La ragazzina di cui parla, è una 15enne arrivata sabato, troppo tardi anche solo per diagnosticare la leucemia che l’ha uccisa. “C’è però un altro paziente, è ricoverato; ha 22 anni ma a causa di una malattia dei globuli rossi, sembra un ragazzino. Ha la drepanocitosi. Dovrebbe fare delle analisi ma non ha i soldi... So che tu avevi dei soldi, così”. Così... Non le si lascia nemmeno il tempo di finire la frase: sì, ovvio. Il tempo di andare in camera a prenderli. “Bastano 50€?” la domanda, “Ne servono 12”, la risposta. Ecco, in Africa una vita “costa” 12 euro. Si arriva in reparto dove fuori da una stanza c’è una bimba meravigliosa che ti sorride, anche se sei bianca e bionda e non ha mai visto prima una donna bianca e bionda.

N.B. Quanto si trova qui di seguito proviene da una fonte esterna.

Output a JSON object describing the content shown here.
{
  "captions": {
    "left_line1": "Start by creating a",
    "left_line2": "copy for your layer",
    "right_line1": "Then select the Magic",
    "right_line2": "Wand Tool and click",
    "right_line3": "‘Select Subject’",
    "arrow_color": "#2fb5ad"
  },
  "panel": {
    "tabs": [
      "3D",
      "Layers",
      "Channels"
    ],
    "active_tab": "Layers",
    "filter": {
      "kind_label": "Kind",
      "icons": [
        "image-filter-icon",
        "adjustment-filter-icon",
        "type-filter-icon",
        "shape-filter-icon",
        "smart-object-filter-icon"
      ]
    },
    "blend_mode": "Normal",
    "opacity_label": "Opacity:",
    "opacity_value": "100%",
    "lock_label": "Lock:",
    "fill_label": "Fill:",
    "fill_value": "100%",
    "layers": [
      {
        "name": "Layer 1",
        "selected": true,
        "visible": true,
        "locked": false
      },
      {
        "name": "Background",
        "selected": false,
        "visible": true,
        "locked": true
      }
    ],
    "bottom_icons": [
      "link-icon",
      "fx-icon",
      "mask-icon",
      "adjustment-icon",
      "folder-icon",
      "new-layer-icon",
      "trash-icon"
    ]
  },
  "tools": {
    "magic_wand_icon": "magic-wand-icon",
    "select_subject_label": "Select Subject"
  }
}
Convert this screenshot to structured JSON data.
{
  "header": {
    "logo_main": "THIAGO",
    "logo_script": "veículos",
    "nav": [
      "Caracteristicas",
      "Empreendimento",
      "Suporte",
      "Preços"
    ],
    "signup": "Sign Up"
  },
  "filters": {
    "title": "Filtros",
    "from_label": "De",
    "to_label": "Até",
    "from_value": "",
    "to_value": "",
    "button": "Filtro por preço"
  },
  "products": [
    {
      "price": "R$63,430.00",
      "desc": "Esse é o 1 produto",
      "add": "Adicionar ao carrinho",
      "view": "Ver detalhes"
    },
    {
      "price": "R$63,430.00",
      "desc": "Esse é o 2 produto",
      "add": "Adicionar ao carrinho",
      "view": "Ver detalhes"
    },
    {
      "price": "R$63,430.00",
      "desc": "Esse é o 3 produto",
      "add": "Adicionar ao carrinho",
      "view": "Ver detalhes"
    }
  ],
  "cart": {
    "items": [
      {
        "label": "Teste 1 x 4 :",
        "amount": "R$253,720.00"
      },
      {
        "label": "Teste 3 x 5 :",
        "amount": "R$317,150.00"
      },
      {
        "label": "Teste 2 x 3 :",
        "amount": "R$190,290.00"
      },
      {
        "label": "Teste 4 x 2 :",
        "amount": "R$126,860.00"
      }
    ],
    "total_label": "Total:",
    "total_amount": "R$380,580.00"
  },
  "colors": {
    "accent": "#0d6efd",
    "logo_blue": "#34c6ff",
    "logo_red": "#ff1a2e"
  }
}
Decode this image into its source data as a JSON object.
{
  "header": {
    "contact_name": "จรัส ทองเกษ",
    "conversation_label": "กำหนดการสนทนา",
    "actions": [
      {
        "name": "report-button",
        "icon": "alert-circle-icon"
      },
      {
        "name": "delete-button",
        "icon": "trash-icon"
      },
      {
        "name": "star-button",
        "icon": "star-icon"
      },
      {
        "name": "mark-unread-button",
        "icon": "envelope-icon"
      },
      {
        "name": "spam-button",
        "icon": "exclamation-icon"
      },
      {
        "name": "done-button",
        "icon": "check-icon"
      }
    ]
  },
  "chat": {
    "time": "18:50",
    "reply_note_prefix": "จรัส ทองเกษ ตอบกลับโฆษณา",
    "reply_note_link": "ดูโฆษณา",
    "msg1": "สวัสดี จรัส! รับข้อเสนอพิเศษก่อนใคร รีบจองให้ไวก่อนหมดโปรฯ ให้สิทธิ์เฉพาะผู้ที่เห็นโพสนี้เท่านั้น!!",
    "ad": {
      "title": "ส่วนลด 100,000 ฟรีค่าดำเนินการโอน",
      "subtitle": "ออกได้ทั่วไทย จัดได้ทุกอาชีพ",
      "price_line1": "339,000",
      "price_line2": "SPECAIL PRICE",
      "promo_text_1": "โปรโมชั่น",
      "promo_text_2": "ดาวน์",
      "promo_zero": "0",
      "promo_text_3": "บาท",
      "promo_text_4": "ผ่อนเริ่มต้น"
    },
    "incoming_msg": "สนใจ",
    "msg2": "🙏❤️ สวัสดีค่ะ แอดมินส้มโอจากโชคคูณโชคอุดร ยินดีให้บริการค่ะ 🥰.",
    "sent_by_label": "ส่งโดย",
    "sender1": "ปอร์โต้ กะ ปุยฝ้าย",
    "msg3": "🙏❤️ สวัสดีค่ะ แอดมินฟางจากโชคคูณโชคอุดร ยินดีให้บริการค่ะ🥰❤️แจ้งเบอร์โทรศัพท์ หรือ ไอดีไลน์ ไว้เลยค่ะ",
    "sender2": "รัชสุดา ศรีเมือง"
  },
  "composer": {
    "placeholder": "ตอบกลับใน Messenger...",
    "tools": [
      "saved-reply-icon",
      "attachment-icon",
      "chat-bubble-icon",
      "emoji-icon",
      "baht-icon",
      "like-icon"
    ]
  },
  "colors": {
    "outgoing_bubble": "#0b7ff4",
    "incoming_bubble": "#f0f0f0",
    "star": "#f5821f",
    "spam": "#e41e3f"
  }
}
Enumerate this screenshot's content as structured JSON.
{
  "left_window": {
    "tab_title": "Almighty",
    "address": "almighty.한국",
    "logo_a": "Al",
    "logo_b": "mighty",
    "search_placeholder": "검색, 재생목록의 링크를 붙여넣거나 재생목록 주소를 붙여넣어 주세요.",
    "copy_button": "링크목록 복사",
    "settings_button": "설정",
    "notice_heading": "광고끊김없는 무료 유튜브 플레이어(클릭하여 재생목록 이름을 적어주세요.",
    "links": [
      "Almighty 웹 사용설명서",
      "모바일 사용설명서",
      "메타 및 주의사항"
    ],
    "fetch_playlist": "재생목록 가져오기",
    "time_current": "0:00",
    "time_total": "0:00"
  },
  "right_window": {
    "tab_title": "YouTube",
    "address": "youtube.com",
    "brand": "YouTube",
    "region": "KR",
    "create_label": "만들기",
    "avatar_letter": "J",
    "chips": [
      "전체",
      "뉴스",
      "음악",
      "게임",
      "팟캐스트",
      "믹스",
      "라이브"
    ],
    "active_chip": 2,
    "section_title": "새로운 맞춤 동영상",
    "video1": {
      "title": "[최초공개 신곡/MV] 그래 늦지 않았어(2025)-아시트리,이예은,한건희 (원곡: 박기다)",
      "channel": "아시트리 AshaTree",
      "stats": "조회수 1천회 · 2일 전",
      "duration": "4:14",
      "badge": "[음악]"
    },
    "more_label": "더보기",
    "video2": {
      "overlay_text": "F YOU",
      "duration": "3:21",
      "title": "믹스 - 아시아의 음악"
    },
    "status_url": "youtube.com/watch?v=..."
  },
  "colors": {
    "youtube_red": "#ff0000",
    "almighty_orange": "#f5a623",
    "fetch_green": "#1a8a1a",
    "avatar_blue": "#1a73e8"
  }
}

E si lascia fotografare. “Se gliene diamo 27, copriamo tutto”, dice Germana del paziente. Va bene, va benissimo. Ne lasciamo 30. Ecco, in Africa oggi si sono donati 30€ per salvare una vita, sorridendo ad una bimba bellissima e sana per la quale l’augurio è di non aver mai bisogno di 12 euro per sopravvivere.